Volvo Key
“Hello, old friend.” Had I said this aloud or just thought it? It was 3:30 in the morning and, restless, I decided to dip my toe into the alleged life-changing magic of tidying up by starting with a desk drawer. There was the key. And even before I’d run my fingertips along its five, crossword solution letters — V O L V O — the long-forgotten story of my getaway was all I could think about.
It was the summer when I knew my marriage was ending, and my car was dying, too. My mechanic handed me the key, its well-worn, side-milled steel cold in my palm. This was before car keys were tiny remote controls in our pockets. When a car key had a little heft to it, was something to turn so that the ignition would too. “It’s time,” was all he said.
About a half dozen times before that, when I’d wheedled yet another of his discount voodoo fixes, he’d gone along. But with the last one had come his Do Not Resuscitate order. I took it hard. Owing to a student year in Paris and to the lingering throb I still felt because of that golden, revelatory moment in time, I’d been insufferable enough not only to have named the car, but to have done so in French. I’d even sprung for the vanity plate: FOLIE. As in, mania. As in, mad about this old box of a car, my first.

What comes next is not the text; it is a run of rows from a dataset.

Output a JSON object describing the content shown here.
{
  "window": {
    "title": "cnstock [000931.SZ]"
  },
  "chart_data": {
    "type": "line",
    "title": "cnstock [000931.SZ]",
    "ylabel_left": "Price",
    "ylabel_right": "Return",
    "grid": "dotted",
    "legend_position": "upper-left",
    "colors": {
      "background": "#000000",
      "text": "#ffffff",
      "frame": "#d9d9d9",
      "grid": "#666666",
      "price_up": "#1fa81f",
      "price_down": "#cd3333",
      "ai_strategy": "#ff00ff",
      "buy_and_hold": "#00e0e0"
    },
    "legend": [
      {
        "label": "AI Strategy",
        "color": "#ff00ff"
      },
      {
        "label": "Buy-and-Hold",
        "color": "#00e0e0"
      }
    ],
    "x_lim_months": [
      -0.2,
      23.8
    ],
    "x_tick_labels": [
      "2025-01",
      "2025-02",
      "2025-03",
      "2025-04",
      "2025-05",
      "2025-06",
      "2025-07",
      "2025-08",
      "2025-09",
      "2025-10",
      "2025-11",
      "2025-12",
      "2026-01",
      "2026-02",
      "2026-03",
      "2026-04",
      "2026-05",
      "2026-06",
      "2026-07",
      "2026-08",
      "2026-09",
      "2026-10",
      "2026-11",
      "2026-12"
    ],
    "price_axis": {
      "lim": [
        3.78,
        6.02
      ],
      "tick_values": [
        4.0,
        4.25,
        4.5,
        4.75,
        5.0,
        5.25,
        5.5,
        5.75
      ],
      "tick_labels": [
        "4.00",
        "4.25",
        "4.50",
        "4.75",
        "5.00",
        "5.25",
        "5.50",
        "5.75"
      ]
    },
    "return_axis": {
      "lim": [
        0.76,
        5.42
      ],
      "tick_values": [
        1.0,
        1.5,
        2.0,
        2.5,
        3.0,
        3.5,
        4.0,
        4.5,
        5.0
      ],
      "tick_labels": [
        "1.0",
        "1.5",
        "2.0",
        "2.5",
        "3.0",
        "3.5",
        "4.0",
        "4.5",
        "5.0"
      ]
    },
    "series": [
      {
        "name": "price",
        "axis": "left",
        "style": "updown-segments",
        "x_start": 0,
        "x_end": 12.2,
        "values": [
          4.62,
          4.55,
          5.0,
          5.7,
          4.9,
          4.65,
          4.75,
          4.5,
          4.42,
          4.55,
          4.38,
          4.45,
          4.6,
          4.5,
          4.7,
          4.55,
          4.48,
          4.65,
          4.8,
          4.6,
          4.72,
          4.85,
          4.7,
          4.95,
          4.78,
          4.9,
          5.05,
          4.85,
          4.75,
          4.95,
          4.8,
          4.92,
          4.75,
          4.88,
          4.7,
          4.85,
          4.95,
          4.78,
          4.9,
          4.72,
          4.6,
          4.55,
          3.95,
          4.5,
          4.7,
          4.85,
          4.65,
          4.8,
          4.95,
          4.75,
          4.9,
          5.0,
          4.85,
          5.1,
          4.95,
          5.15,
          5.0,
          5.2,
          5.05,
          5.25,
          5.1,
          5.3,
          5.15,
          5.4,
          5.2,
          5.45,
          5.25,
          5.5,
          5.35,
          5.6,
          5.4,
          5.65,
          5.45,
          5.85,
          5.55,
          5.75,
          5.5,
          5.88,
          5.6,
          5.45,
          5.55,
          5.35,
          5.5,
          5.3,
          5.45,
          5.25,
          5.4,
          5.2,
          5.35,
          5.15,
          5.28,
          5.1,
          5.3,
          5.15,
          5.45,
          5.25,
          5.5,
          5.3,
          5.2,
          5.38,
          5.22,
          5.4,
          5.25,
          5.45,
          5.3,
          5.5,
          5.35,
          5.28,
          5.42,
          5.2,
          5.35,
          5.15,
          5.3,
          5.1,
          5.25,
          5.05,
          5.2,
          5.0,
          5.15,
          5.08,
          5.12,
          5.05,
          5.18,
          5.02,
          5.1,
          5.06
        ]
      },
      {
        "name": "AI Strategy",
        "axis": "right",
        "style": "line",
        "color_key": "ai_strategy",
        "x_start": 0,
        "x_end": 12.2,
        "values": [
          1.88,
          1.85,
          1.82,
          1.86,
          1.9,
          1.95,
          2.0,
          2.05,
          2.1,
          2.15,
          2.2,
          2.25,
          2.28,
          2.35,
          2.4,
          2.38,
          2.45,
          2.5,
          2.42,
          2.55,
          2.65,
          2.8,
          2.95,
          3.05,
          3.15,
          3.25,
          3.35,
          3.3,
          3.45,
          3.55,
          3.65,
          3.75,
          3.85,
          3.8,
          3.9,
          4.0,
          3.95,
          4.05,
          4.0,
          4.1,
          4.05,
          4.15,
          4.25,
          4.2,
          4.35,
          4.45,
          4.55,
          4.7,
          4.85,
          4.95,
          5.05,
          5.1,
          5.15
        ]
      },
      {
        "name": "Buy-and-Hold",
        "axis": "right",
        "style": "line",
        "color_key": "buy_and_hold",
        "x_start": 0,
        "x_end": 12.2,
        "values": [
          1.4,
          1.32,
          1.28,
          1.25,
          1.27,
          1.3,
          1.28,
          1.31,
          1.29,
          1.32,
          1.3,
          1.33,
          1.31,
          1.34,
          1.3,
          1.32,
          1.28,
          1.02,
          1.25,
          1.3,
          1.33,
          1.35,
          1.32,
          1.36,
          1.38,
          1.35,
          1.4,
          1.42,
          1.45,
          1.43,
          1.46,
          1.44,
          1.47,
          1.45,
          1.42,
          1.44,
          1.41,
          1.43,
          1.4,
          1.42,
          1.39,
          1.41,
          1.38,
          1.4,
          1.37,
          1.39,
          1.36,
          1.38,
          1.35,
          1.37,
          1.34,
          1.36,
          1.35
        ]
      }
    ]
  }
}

I was the third owner but had put the most miles on the car. The odometer read 85,000 when I bought the big black sedan with a $7,000 bank loan. At its time of death, the car had traveled nearly 300,000 miles more. They’d been my freedom miles, my courtship miles, my first job as a reporter miles. I’d driven to my own September wedding in that car. Now, as with the man whose perfect mixtape was still in the dashboard cassette player, I braced myself for goodbye.
I donated the car to a charity. It seemed a dignified if defeated end, to be towed away to do good. I left the car’s papers and one key in the glove box. The other key, I kept. At the time, I couldn’t say why.
That fall, after the movers had come, I came home to a blinking answering machine. It was the chief of police from a distant town. I assumed it was a wrong number, but she called back, asked for me by name. Did I own a 1988 Volvo? Did I have money troubles? Had I recently been down her way? There’d been a spate of bank robberies. My name was on the registration found in the getaway car. The robbers had gotten away.
It wasn’t until that moment that I realized that I had gotten away, too, and that I’d kept that key as proof.